The Washington State Department of Transportation will close the bridge from 5 a.m. Monday through 8 p.m. Wednesday while workers install reinforcement plates over structural damage found in the bridge deck. WSDOT already closed two northbound lanes on Feb. 18 after inspectors identified the cracks, but the full closure allows crews to complete more extensive repairs that can’t be done with traffic present.
Derek Lee, who commutes over the bridge regularly, said the timing creates a nightmare scenario for West Seattle residents. “There’s already a lot of rush hour traffic coming down First Ave. Bridge. To close it during those hours, that’s going to put West Seattle into a backup,” Lee said. WSDOT acknowledged the daytime closure creates hardships but said crews need daylight hours for both safety and efficiency when working with welding equipment and heavy steel plates.

The bridge won’t return to normal operations even after Wednesday’s reopening. WSDOT plans to impose a temporary 25 mph speed limit on northbound traffic for several weeks while engineers monitor how the repairs hold up under traffic loads. The reduced speed will create additional delays for the roughly 48,000 drivers who use the bridge daily.

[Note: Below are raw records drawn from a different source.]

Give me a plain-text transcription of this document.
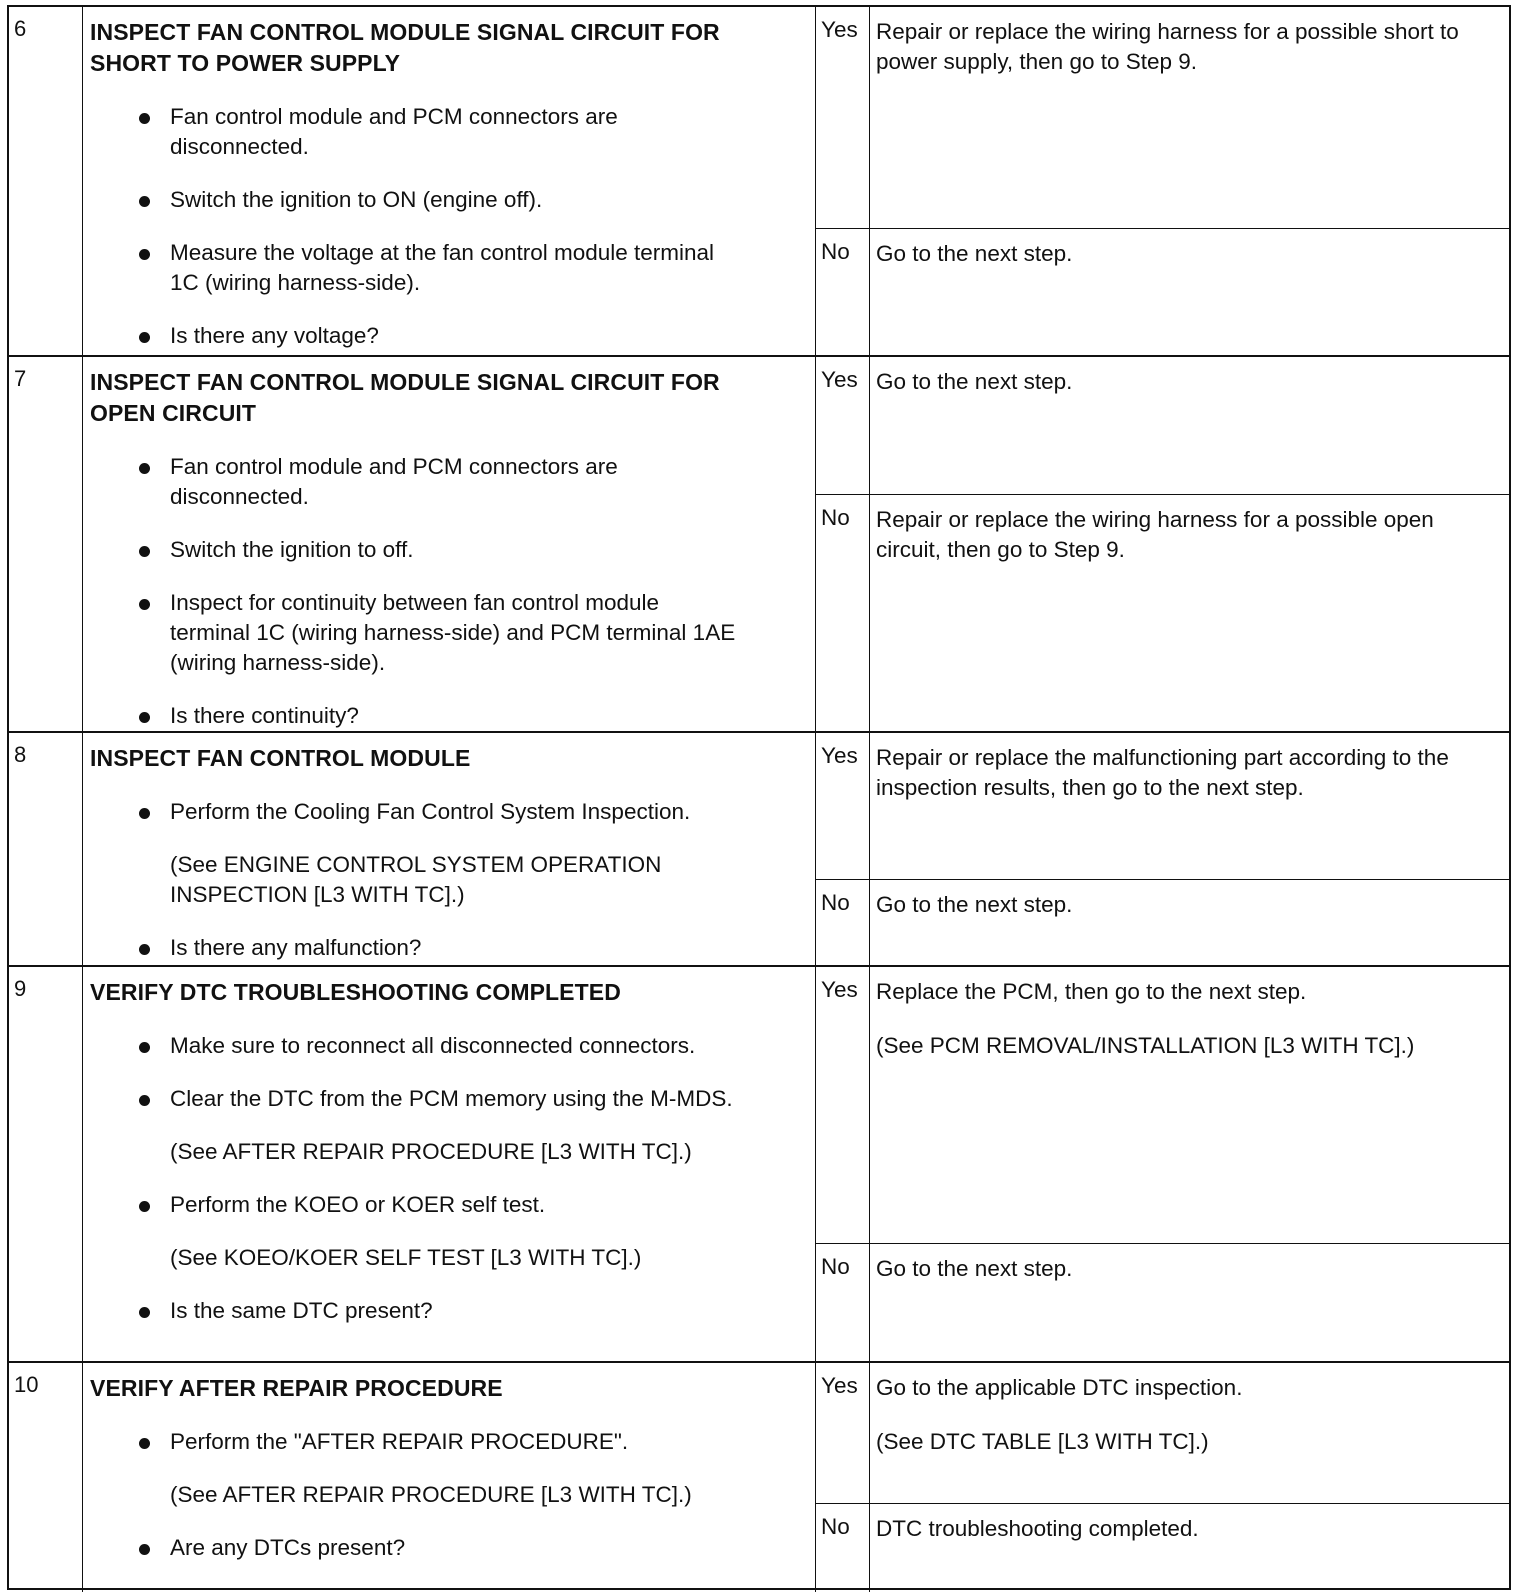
6	INSPECT FAN CONTROL MODULE SIGNAL CIRCUIT FOR
SHORT TO POWER SUPPLY
Fan control module and PCM connectors are disconnected.
Switch the ignition to ON (engine off).
Measure the voltage at the fan control module terminal 1C (wiring harness-side).
Is there any voltage?
Yes Repair or replace the wiring harness for a possible short to power supply, then go to Step 9.

No	Go to the next step.

7	INSPECT FAN CONTROL MODULE SIGNAL CIRCUIT FOR
OPEN CIRCUIT
Fan control module and PCM connectors are disconnected.
Switch the ignition to off.
Inspect for continuity between fan control module terminal 1C (wiring harness-side) and PCM terminal 1AE (wiring harness-side).
Is there continuity?
Yes Go to the next step.

No	Repair or replace the wiring harness for a possible open circuit, then go to Step 9.

8	INSPECT FAN CONTROL MODULE
Perform the Cooling Fan Control System Inspection.
(See ENGINE CONTROL SYSTEM OPERATION INSPECTION [L3 WITH TC].)
Is there any malfunction?
Yes Repair or replace the malfunctioning part according to the inspection results, then go to the next step.

No	Go to the next step.

9	VERIFY DTC TROUBLESHOOTING COMPLETED
Make sure to reconnect all disconnected connectors.
Clear the DTC from the PCM memory using the M-MDS.
(See AFTER REPAIR PROCEDURE [L3 WITH TC].)
Perform the KOEO or KOER self test.
(See KOEO/KOER SELF TEST [L3 WITH TC].)
Is the same DTC present?
Yes Replace the PCM, then go to the next step.

(See PCM REMOVAL/INSTALLATION [L3 WITH TC].)

No	Go to the next step.

10	VERIFY AFTER REPAIR PROCEDURE
Perform the "AFTER REPAIR PROCEDURE".
(See AFTER REPAIR PROCEDURE [L3 WITH TC].)
Are any DTCs present?
Yes Go to the applicable DTC inspection.

(See DTC TABLE [L3 WITH TC].)

No	DTC troubleshooting completed.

Monday’s closure represents only the first phase of a three-part repair schedule. WSDOT expects to conduct another full northbound shutdown in mid-to-late April to replace nine steel grate panels that inspectors determined were in the worst condition. Beyond those temporary fixes, the agency plans a complete replacement of the bridge’s north deck sometime in 2027, which will require far more extensive closures.
The First Avenue South Bridge work arrives while commuters already navigate reduced capacity on Interstate 5, where the Revive I-5 project has narrowed the highway to two northbound lanes at the Ship Canal Bridge. Gene Decker said he’s been avoiding I-5 entirely. “I use SR-99 all the time because it’s so much faster than I-5 in the morning,” Decker said. WSDOT encouraged drivers to use I-5 and I-405 as alternate routes, though both highways already carry heavy traffic during peak hours. The simultaneous closures leave Seattle commuters with few good options for traveling between West Seattle and downtown.